Atheistic Resurgence

10:45 am God

     In the last few years, numerous books by atheists have appeared on the market.  Richard Dawkins wrote The God Delusion (2006) openly attacking belief in God.  Dawkins occupies the Charles Simony professorship for public understanding of science at Oxford University.  In November, 2005, Dawkins was voted one of the world’s three leading intellectuals–a survey that took place in Prospect magazine.  What does this leading intellectual say about belief in God?  He refers to those who believe in God as “dyed-in-the-wool faith-heads” and contends that they are immune to argument.  He defines God as “a petty, unjust, unforgiving control freak; a vindictive, bloodthirsty ethnic cleanser; a misogynistic, homophobic, racist, infanticidal, genocidal, filicidal, pestilential, megalomanical, sadomasochistic, capriciously malevolent bully” (Richard Dawkins, The God Delusion, 31).  Come to think of it, I don’t believe in a God defined like that either.  Dawkins defines God by attributing to God the sins of mankind.  This is radically false. 
     Other atheistic books recently published are:  Sam Harris’ work, The End of Faith (2004, over 400,000 copies in print) and  his follow-up work, Letter to a Christian Nation.  Daniel Dennett’s book, Breaking the Spell: Religion as a Natural Phenomenon.  Marc Hauser’s, Moral Minds, explores the non-divine origins of right and wrong.  Lewis Wolpert’s Six Impossible Things Before Breakfast affirms religion as one of those impossible things.  Victor Stenger produced God: The Failed Hypothesis.  Finally, Ann Druyan, Carl Sagan’s widow, wrote, The Varieties of Scientific Experience.

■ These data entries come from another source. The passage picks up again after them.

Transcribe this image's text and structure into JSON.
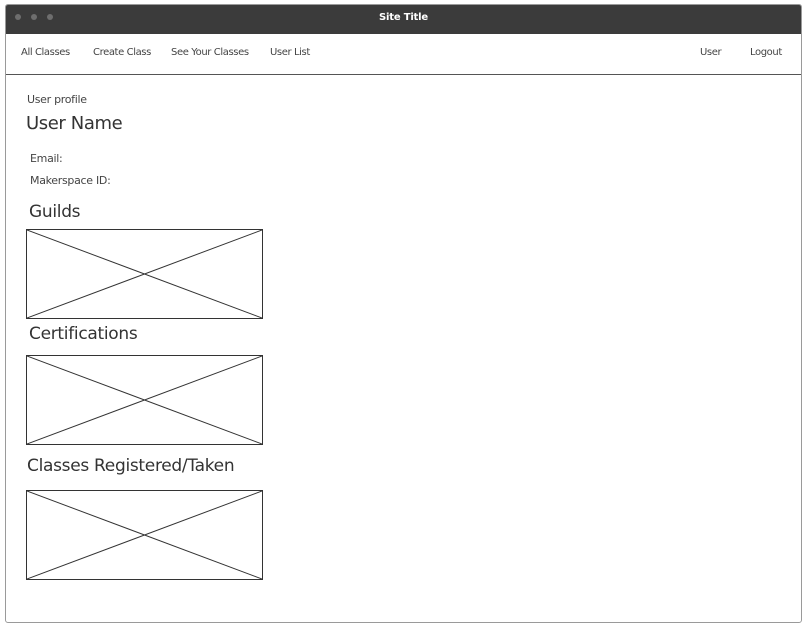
{
  "window": {
    "title": "Site Title"
  },
  "nav": {
    "left_items": [
      "All Classes",
      "Create Class",
      "See Your Classes",
      "User List"
    ],
    "user_label": "User",
    "logout_label": "Logout"
  },
  "profile": {
    "section_label": "User profile",
    "user_name": "User Name",
    "email_label": "Email:",
    "makerspace_label": "Makerspace ID:"
  },
  "sections": {
    "guilds": "Guilds",
    "certifications": "Certifications",
    "classes": "Classes Registered/Taken"
  },
  "colors": {
    "titlebar": "#3b3b3b",
    "border": "#333333"
  }
}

     This surge in atheistic writings seems to be a reaction to the success and progress of the Intelligent Design movement in America.  Atheists have been and will continue to be met with sound arguments for God’s existence.  The battle is not just for a correct understanding of God, but it is also for an accurate understanding of ourselves.  Victor Frankl wrote, “If we present man with a concept of man which is not true, we may well corrupt him.  When we present him as an automation of reflexes, as a mind machine, as a bundle of instincts, as a pawn of drive and reactions, as a mere product of heredity and enviornment, we feed the nihilism to which modern man is, in any case, prone.  I became acquainted with the last stage of corruption in my second concentration camp, Auschwitz.  The gas chambers of Auschwitz were the ultimate consequence of the theory that man is nothing but the product of heredity and environment–or, as the Nazis like to say, “of blood and soil.”  I am absolutely convinced that the gas chambers of Auschwitz, Treblinka, and Maidanek were ultimately prepared not in some ministry or other of Berlin, but rather at the desks and in lecture halls of nihilistic scientists and philosophers” (quoted in Ravi Zacharias, Can Man Live Without God, 25).
     The best atheists have to offer is meaninglessness, lawlessness and hopelessness.  After considering this alternative, I think I will pass.  “The fool has said in his heart, There is no God” (Psa. 14:1).